Bacteriuria with urinary symptoms and associated systems symptoms including fever

  • Treatment duration 7-10 days (as per NICE)
  • Always consult with infection management specialist
  • First line – if seriously unwell or under 3 months carbapenem  + consider one dose of aminoglycoside
  • Alternative: tazocin and consider one dose of aminoglycoside (if sensitive and not seriously unwell and after discussion with local microbiologist)
  • OPAT : Ertapenem
  • Daily IVOST review required
  • Potential IVOST options when afebrile, clinically improving, falling CRP and able to take and absorb oral medicines: ciprofloxacin, trimethoprim
  • There was less consensus on the role of pivmecillinam and its ability to penetrate renal tissue. It should be considered only to offer an oral option to finish a course of antibiotics in a clinically improving child

Scenario 3 – infection with ESBL producing Gram negative outside the renal tract (except for meningitis)

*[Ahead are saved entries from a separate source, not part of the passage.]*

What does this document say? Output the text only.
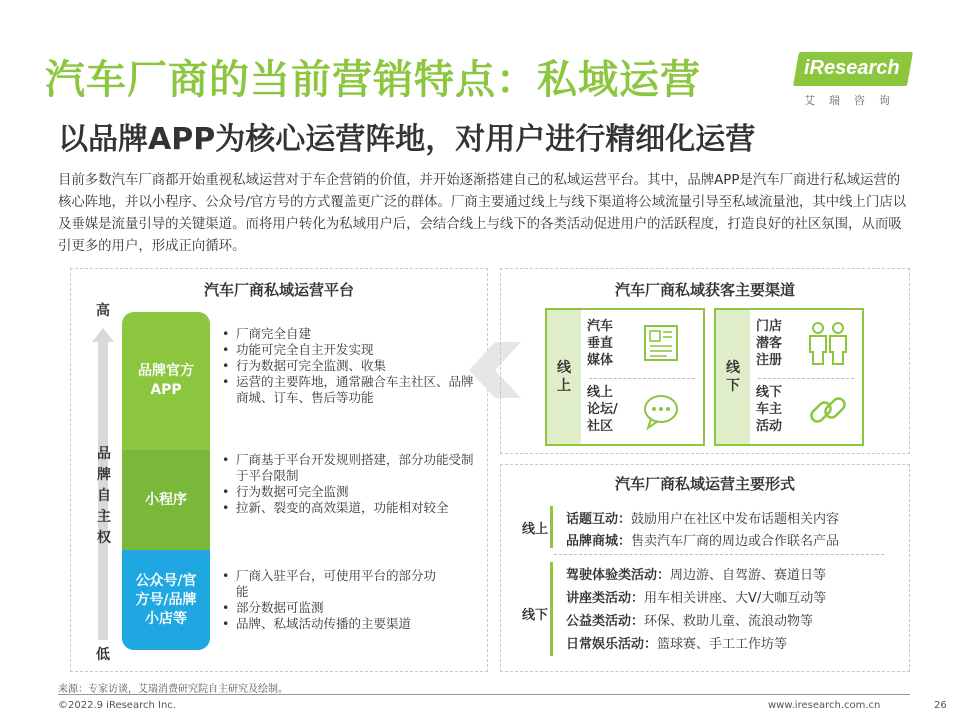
汽车厂商的当前营销特点：私域运营
以品牌APP为核心运营阵地，对用户进行精细化运营
iResearch
艾瑞咨询
目前多数汽车厂商都开始重视私域运营对于车企营销的价值，并开始逐渐搭建自己的私域运营平台。其中，品牌APP是汽车厂商进行私域运营的核心阵地，并以小程序、公众号/官方号的方式覆盖更广泛的群体。厂商主要通过线上与线下渠道将公域流量引导至私域流量池，其中线上门店以及垂媒是流量引导的关键渠道。而将用户转化为私域用户后，会结合线上与线下的各类活动促进用户的活跃程度，打造良好的社区氛围，从而吸引更多的用户，形成正向循环。
汽车厂商私域运营平台
高
品牌自主权
低
品牌官方APP
小程序
公众号/官方号/品牌小店等
• 厂商完全自建
• 功能可完全自主开发实现
• 行为数据可完全监测、收集
• 运营的主要阵地，通常融合车主社区、品牌商城、订车、售后等功能
• 厂商基于平台开发规则搭建，部分功能受制于平台限制
• 行为数据可完全监测
• 拉新、裂变的高效渠道，功能相对较全
• 厂商入驻平台，可使用平台的部分功能
• 部分数据可监测
• 品牌、私域活动传播的主要渠道
汽车厂商私域获客主要渠道
线上
汽车垂直媒体
线上论坛/社区
线下
门店潜客注册
线下车主活动
汽车厂商私域运营主要形式
线上
话题互动：鼓励用户在社区中发布话题相关内容
品牌商城：售卖汽车厂商的周边或合作联名产品
线下
驾驶体验类活动：周边游、自驾游、赛道日等
讲座类活动：用车相关讲座、大V/大咖互动等
公益类活动：环保、救助儿童、流浪动物等
日常娱乐活动：篮球赛、手工工作坊等
来源：专家访谈，艾瑞消费研究院自主研究及绘制。
©2022.9 iResearch Inc.	www.iresearch.com.cn	26
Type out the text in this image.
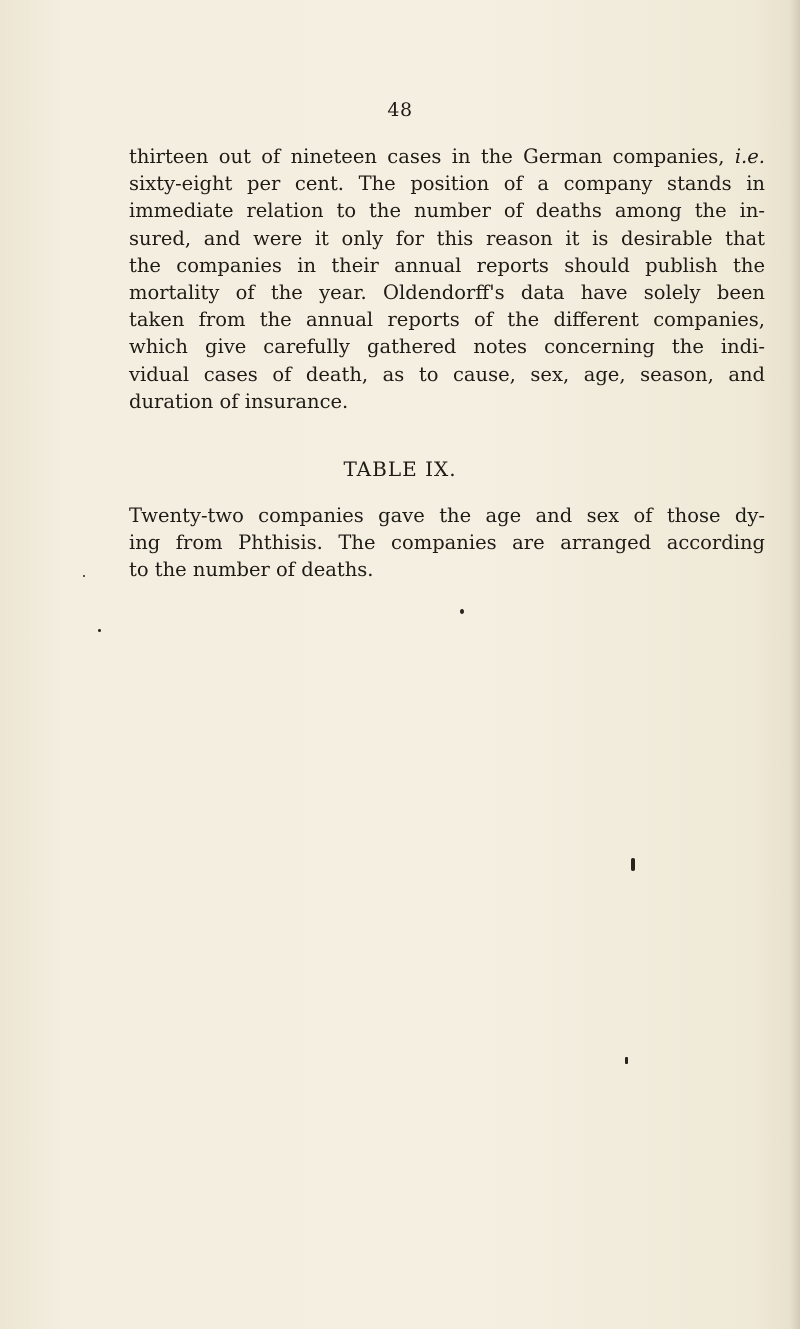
48
thirteen out of nineteen cases in the German companies, i.e.
sixty-eight per cent. The position of a company stands in
immediate relation to the number of deaths among the in-
sured, and were it only for this reason it is desirable that
the companies in their annual reports should publish the
mortality of the year. Oldendorff's data have solely been
taken from the annual reports of the different companies,
which give carefully gathered notes concerning the indi-
vidual cases of death, as to cause, sex, age, season, and
duration of insurance.
TABLE IX.
Twenty-two companies gave the age and sex of those dy-
ing from Phthisis. The companies are arranged according
to the number of deaths.
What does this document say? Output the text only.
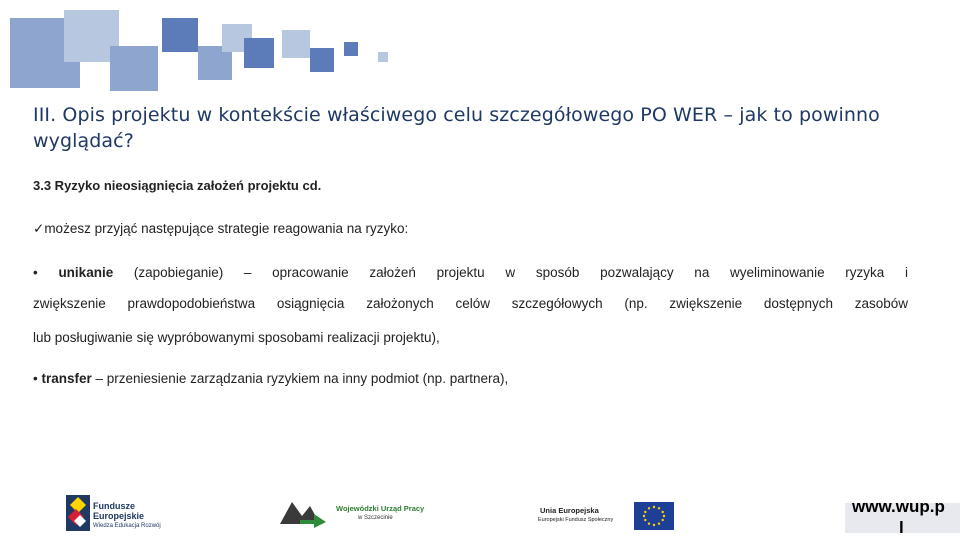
III. Opis projektu w kontekście właściwego celu szczegółowego PO WER – jak to powinno wyglądać?
3.3 Ryzyko nieosiągnięcia założeń projektu cd.
✓możesz przyjąć następujące strategie reagowania na ryzyko:
• unikanie (zapobieganie) – opracowanie założeń projektu w sposób pozwalający na wyeliminowanie ryzyka i
zwiększenie prawdopodobieństwa osiągnięcia założonych celów szczegółowych (np. zwiększenie dostępnych zasobów
lub posługiwanie się wypróbowanymi sposobami realizacji projektu),
• transfer – przeniesienie zarządzania ryzykiem na inny podmiot (np. partnera),
Fundusze
Europejskie
Wiedza Edukacja Rozwój
Wojewódzki Urząd Pracy
w Szczecinie
Unia Europejska
Europejski Fundusz Społeczny
www.wup.p
l
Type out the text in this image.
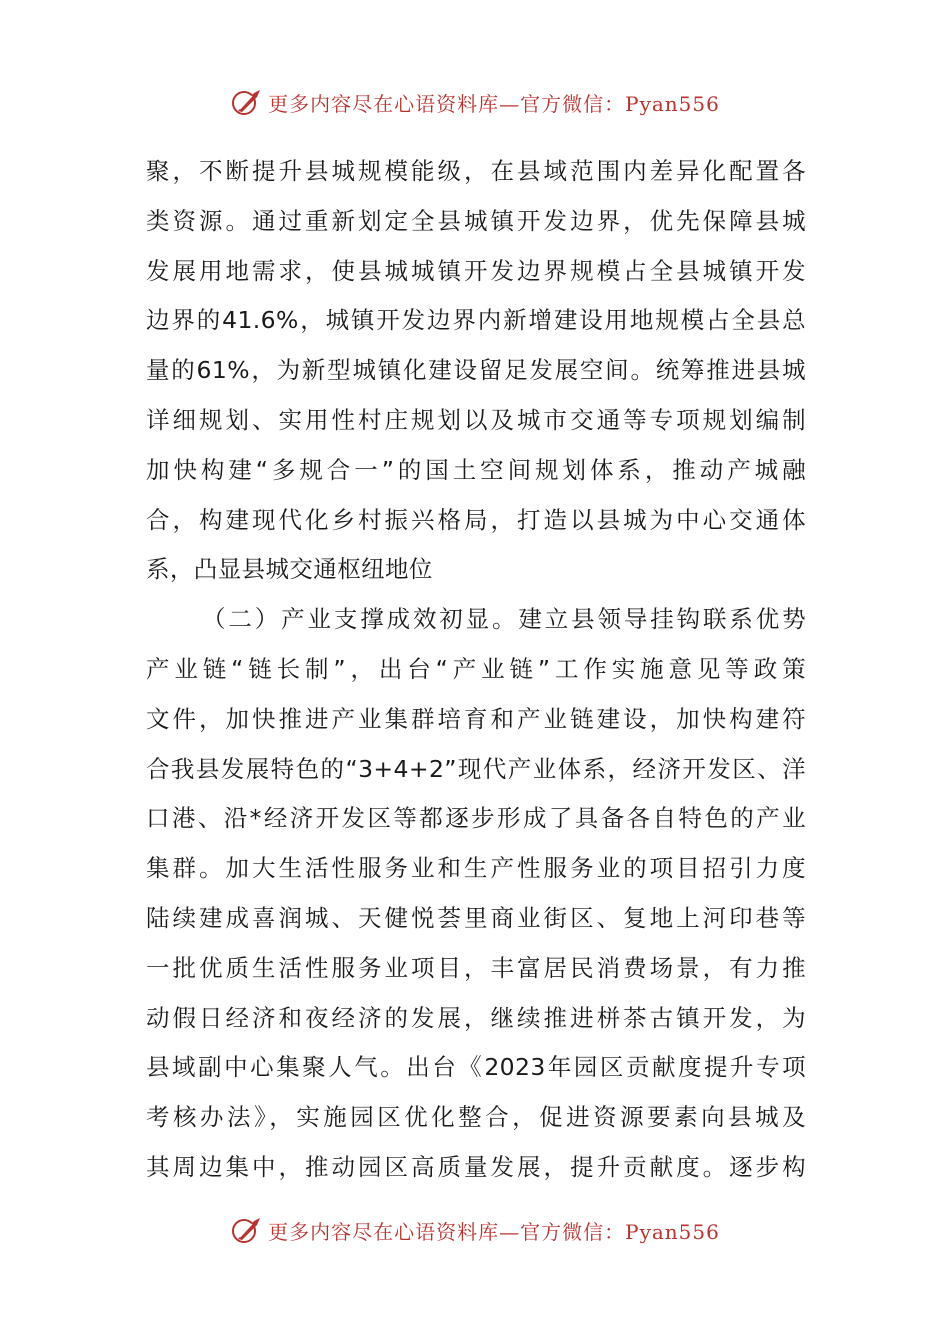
更多内容尽在心语资料库—官方微信：Pyan556
聚，不断提升县城规模能级，在县域范围内差异化配置各
类资源。通过重新划定全县城镇开发边界，优先保障县城
发展用地需求，使县城城镇开发边界规模占全县城镇开发
边界的41.6%，城镇开发边界内新增建设用地规模占全县总
量的61%，为新型城镇化建设留足发展空间。统筹推进县城
详细规划、实用性村庄规划以及城市交通等专项规划编制
加快构建“多规合一”的国土空间规划体系，推动产城融
合，构建现代化乡村振兴格局，打造以县城为中心交通体
系，凸显县城交通枢纽地位
（二）产业支撑成效初显。建立县领导挂钩联系优势
产业链“链长制”，出台“产业链”工作实施意见等政策
文件，加快推进产业集群培育和产业链建设，加快构建符
合我县发展特色的“3+4+2”现代产业体系，经济开发区、洋
口港、沿*经济开发区等都逐步形成了具备各自特色的产业
集群。加大生活性服务业和生产性服务业的项目招引力度
陆续建成喜润城、天健悦荟里商业街区、复地上河印巷等
一批优质生活性服务业项目，丰富居民消费场景，有力推
动假日经济和夜经济的发展，继续推进栟茶古镇开发，为
县域副中心集聚人气。出台《2023年园区贡献度提升专项
考核办法》，实施园区优化整合，促进资源要素向县城及
其周边集中，推动园区高质量发展，提升贡献度。逐步构
更多内容尽在心语资料库—官方微信：Pyan556
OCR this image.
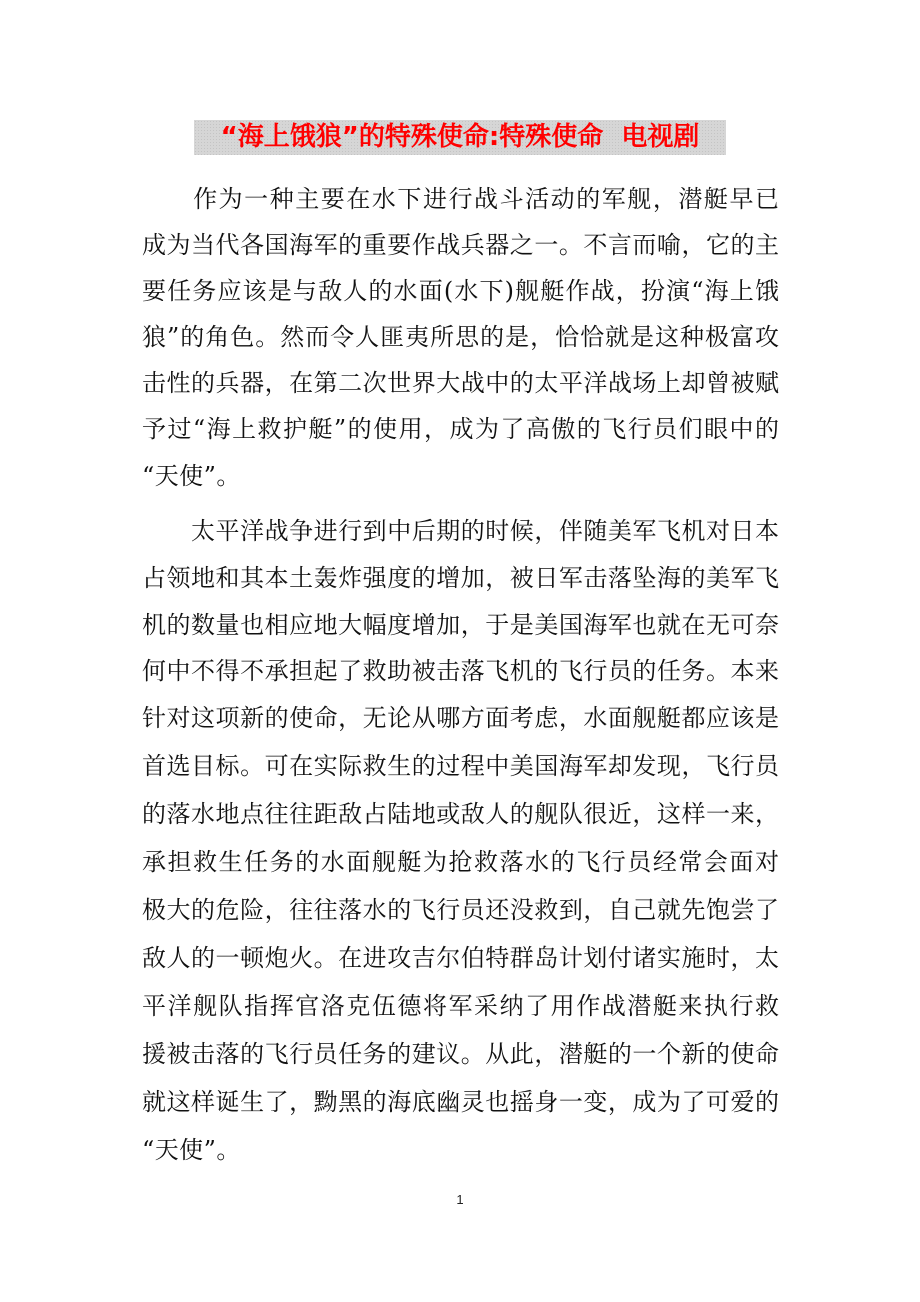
“海上饿狼”的特殊使命:特殊使命  电视剧
　　作为一种主要在水下进行战斗活动的军舰，潜艇早已
成为当代各国海军的重要作战兵器之一。不言而喻，它的主
要任务应该是与敌人的水面(水下)舰艇作战，扮演“海上饿
狼”的角色。然而令人匪夷所思的是，恰恰就是这种极富攻
击性的兵器，在第二次世界大战中的太平洋战场上却曾被赋
予过“海上救护艇”的使用，成为了高傲的飞行员们眼中的
“天使”。
　　太平洋战争进行到中后期的时候，伴随美军飞机对日本
占领地和其本土轰炸强度的增加，被日军击落坠海的美军飞
机的数量也相应地大幅度增加，于是美国海军也就在无可奈
何中不得不承担起了救助被击落飞机的飞行员的任务。本来
针对这项新的使命，无论从哪方面考虑，水面舰艇都应该是
首选目标。可在实际救生的过程中美国海军却发现，飞行员
的落水地点往往距敌占陆地或敌人的舰队很近，这样一来，
承担救生任务的水面舰艇为抢救落水的飞行员经常会面对
极大的危险，往往落水的飞行员还没救到，自己就先饱尝了
敌人的一顿炮火。在进攻吉尔伯特群岛计划付诸实施时，太
平洋舰队指挥官洛克伍德将军采纳了用作战潜艇来执行救
援被击落的飞行员任务的建议。从此，潜艇的一个新的使命
就这样诞生了，黝黑的海底幽灵也摇身一变，成为了可爱的
“天使”。
1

  • As per IDSA – carbapenem, meropenem (especially if child unwell)
  • Stepdown co-trimoxazole or ciprofloxacin (would consider fosfomycin on rare occasion)
  • Temocillin not empirical therapy until we understand PK/PD profile better plus expensive and difficult to obtain – consider not including
  • Recommendation would need caveat, how unwell, age of child.  Not experienced discuss with infection specialist. BNFC reference
  • Ertapenem OPAT

Scenario 4 – meningitis complicating ESBL producing Gram negative

  • Carbapenem, limited ability to step down
  • Treatment duration – 3 weeks
  • Lumbar puncture to ensure infection cleared.